As rescue workers reach out to remote villages which have been inaccessible since the quake, the country’s officials expressed fears the toll would go up to 5,000.

“There are people who are not getting food and shelter. I’ve had reports of villages where 70 percent of the houses have been destroyed,” said  Udav Prashad Timalsina a top official in Gorkha district where the quake was centred.

Aid is coming from more than a dozen countries and many charities, but Lila Mani Poudyal, the government’s chief secretary and the rescue coordinator, said Nepal needed more.

“We urge foreign countries to give us special relief materials and medical teams. We are really desperate for more foreign expertise to
pull through this crisis,” he said.

“We are appealing for tents, dry goods, blankets, mattresses, and 80 different medicines that we desperately need now,” he told a press conference.

As people are pulled from the wreckage, he noted, even more help is needed.

“Now we especially need orthopaedic (doctors), nerve specialists, anaesthetists, surgeons and paramedics,” he said. “We are appealing to foreign governments to send these specialised and smart teams.”

Dozen countries help Nepal

Help was pouring into Nepal from across the world, as countries big and small sent in medical and rescue teams to provide disaster relief.

A Nepal army spokesman says rescue workers and medical teams from at least a dozen countries were in Nepal helping local police and army rescuers.

Maj. Gen. Binod Basnyat said the teams were in different places in Kathmandu and surrounding areas. India has sent the biggest team with six helicopters and seven trucks.

Seven Indian search and rescue teams and another seven medical teams were at work Monday in the worst-hit areas. They had rescued 10 people and recovered 40 bodies from the rubble of fallen buildings in different parts of Kathmandu.

China has sent a medical team and a team of experts to move through structures destroyed in the quake and help with search and rescue operations. Chinese doctors have set up a field hospital at the mountain resort town of Dhulikhel, 30 kilometers (18 miles) east of Kathmandu.

Two teams of US Army green beret soldiers  who happened to be in Nepal when the deadly earthquake struck Saturday,are staying to help with search and relief efforts

Even Nepal’s tiny Himalayan neighbor, Bhutan, has sent a medical team to help the survivors of the quake.

Medical and rescue teams from Russia, Japan, France, Switzerland and Singapore were expected to arrive in Kathmandu over the next couple of days, the army said.

Mass cremations

Mass cremations were held in Kathmandu for the victims, even as rescuers continued to pull out bodies buried under the rubble of flattened homes and buildings.

Hundreds were cremated in open grounds as funeral pyres burned with families of victims wailing in grief after losing their loved ones.

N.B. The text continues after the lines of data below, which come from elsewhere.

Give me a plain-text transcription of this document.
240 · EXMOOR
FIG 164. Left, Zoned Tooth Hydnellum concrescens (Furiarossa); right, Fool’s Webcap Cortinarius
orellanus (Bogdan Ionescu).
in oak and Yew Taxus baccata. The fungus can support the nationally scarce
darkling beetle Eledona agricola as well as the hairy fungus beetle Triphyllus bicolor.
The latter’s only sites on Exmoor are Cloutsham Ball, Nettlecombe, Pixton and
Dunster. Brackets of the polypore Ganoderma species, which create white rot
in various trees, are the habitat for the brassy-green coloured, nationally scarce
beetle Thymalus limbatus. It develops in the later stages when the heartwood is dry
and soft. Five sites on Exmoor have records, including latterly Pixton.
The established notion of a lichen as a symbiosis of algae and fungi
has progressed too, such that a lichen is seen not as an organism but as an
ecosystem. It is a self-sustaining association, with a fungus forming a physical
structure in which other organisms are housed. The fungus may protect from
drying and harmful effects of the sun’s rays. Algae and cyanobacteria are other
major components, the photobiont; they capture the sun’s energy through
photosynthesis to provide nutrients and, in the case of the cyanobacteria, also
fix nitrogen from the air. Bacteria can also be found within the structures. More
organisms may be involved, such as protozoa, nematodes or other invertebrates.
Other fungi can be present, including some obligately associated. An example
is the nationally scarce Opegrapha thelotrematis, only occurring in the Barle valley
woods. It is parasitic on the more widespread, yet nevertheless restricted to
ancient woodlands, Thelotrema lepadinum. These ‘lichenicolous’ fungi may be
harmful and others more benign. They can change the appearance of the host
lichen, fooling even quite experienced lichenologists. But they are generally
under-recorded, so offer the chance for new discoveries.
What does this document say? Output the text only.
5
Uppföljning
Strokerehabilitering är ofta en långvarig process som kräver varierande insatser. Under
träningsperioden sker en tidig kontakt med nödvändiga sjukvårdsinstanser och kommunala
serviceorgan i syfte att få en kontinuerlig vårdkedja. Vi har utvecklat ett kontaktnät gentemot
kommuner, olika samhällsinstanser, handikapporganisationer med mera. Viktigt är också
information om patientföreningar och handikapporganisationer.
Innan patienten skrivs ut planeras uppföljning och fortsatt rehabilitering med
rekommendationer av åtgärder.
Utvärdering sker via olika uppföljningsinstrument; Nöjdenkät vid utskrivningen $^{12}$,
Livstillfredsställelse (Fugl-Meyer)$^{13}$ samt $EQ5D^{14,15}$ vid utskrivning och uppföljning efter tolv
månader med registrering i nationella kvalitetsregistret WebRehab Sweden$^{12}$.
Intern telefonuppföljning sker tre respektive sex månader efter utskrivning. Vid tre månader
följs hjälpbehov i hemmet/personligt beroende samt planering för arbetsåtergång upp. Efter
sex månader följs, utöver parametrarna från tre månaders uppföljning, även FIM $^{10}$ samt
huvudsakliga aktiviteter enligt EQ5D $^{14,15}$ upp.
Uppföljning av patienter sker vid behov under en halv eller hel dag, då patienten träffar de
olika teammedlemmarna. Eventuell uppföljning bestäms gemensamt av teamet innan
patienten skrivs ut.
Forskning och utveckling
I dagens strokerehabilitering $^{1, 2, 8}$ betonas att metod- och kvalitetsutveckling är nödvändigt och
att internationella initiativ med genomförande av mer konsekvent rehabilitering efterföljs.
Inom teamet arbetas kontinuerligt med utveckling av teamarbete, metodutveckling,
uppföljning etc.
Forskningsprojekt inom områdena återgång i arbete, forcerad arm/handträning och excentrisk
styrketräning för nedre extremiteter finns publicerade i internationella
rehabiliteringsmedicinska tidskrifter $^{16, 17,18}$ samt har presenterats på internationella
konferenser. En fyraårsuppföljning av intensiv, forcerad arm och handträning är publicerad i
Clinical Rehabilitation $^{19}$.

Almost every available space along the Bagmati river’s banks and on its sandbank islands had been taken by the pyres.

Around these funerals, the families, hastily assembling their piles of wood, gathered. The smoke rose and floated over the city ravaged by the ugly devastation of the 7.9-magnitude quake.

Kathmandu shifted 3 metres?

Initial analysis of seismological data show that capital Kathmandu may have shifted  about three metres (10 feet) southward, said   University of Cambridge tectonics expert James Jackson.

An area of about 150 kilometres (93 miles) long and 50 km wide in a fault running underneath the Kathmandu valley, gave in after decades of pressure, causing rocks on top of the fault to slip southward over the rock underneath it.

The shifts may be large enough to necessitate adjustments to high-precision world maps.